By employers showing reluctance over hiring a disabled person, for whatever reason, they are in fact foregoing their interest in the ‘purple pound’: a market worth well over £212 billion a year. This market, similar to that of LGBT’s ‘pink pound’, relies on the good relationship disabled people have with a company.

According to the study conducted by Purple, 45 per cent of UK businesses are nervous about hiring a disabled person, highlighting concerns in the interview process, not knowing whether to help with tasks such as opening doors or pulling out chairs, and helplessly falling into the realms of discrimination law.

Fewer than half of the 11.5 million people in the UK with disabilities are currently employed. By comparison, 85 per cent of the population without a registered disability are in work.

As a direct result of this imbalance, disabled people are expected to pay around £500 more a month on everyday amenities such as transport and shopping, as well as any additional equipment or care needed.

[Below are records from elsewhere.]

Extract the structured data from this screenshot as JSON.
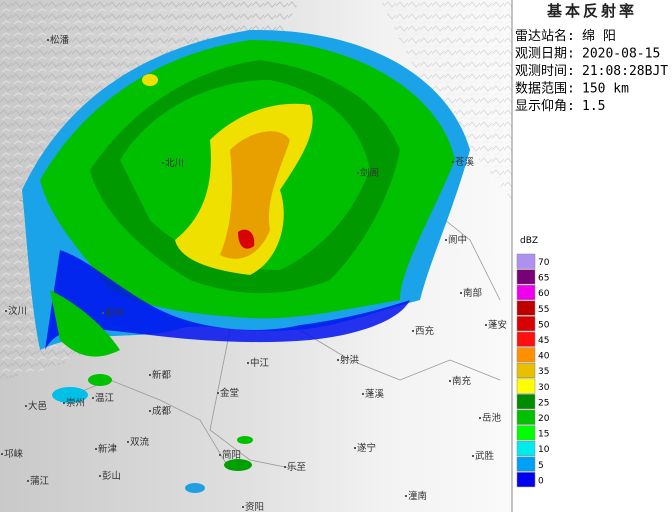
{
  "panel": {
    "title": "基本反射率",
    "rows": [
      {
        "label": "雷达站名:",
        "value": "绵 阳"
      },
      {
        "label": "观测日期:",
        "value": "2020-08-15"
      },
      {
        "label": "观测时间:",
        "value": "21:08:28BJT"
      },
      {
        "label": "数据范围:",
        "value": "150 km"
      },
      {
        "label": "显示仰角:",
        "value": "1.5"
      }
    ]
  },
  "legend": {
    "unit": "dBZ",
    "items": [
      {
        "value": 70,
        "color": "#ad90f0"
      },
      {
        "value": 65,
        "color": "#7a007a"
      },
      {
        "value": 60,
        "color": "#ee00ee"
      },
      {
        "value": 55,
        "color": "#c00000"
      },
      {
        "value": 50,
        "color": "#d80000"
      },
      {
        "value": 45,
        "color": "#ff1010"
      },
      {
        "value": 40,
        "color": "#ff9000"
      },
      {
        "value": 35,
        "color": "#e8c000"
      },
      {
        "value": 30,
        "color": "#ffff00"
      },
      {
        "value": 25,
        "color": "#008c00"
      },
      {
        "value": 20,
        "color": "#00c000"
      },
      {
        "value": 15,
        "color": "#00ff00"
      },
      {
        "value": 10,
        "color": "#00ecec"
      },
      {
        "value": 5,
        "color": "#00a0f6"
      },
      {
        "value": 0,
        "color": "#0000f0"
      }
    ]
  },
  "map": {
    "places": [
      "松潘",
      "北川",
      "剑阁",
      "苍溪",
      "阆中",
      "南部",
      "西充",
      "蓬安",
      "汶川",
      "彭州",
      "新都",
      "中江",
      "射洪",
      "南充",
      "金堂",
      "成都",
      "蓬溪",
      "岳池",
      "大邑",
      "崇州",
      "温江",
      "双流",
      "新津",
      "邛崃",
      "彭山",
      "简阳",
      "乐至",
      "遂宁",
      "武胜",
      "潼南",
      "蒲江",
      "资阳"
    ]
  }
}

Beth Grossman, head of policy and public affairs at Purple, emphasises that some companies overly worry about catering for the disabled: “Most adjustments businesses need to make are straightforward. For example, disabled people rate friendly and helpful staff and good accessibility as the most important factors when shopping”.

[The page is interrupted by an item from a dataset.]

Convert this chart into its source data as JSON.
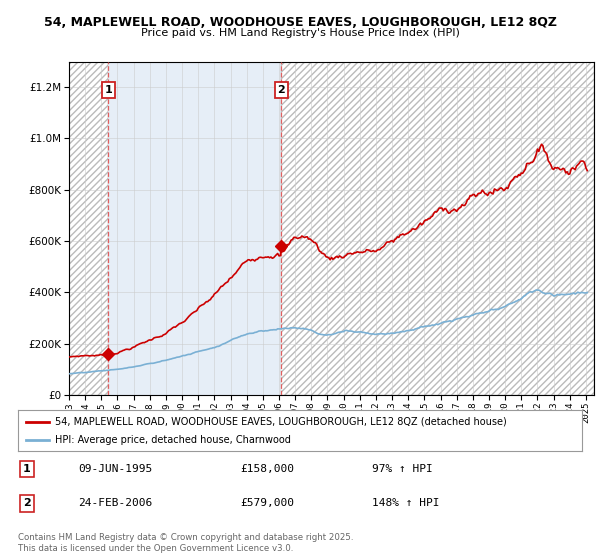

Additionally, Ms Grossman touches on the inefficiency of the Access to Work scheme, a fund specialising in equipment, workplace adaptions and transport for the disabled. Despite the scheme in place, 74 per cent of disabled adults felt like they had lost out on a job opportunity because of their impairment.

While some businesses are lagging behind, firms such as M&S and Uber are setting precedents with their clothing range for the disabled, and wheelchair accessible vehicles respectively.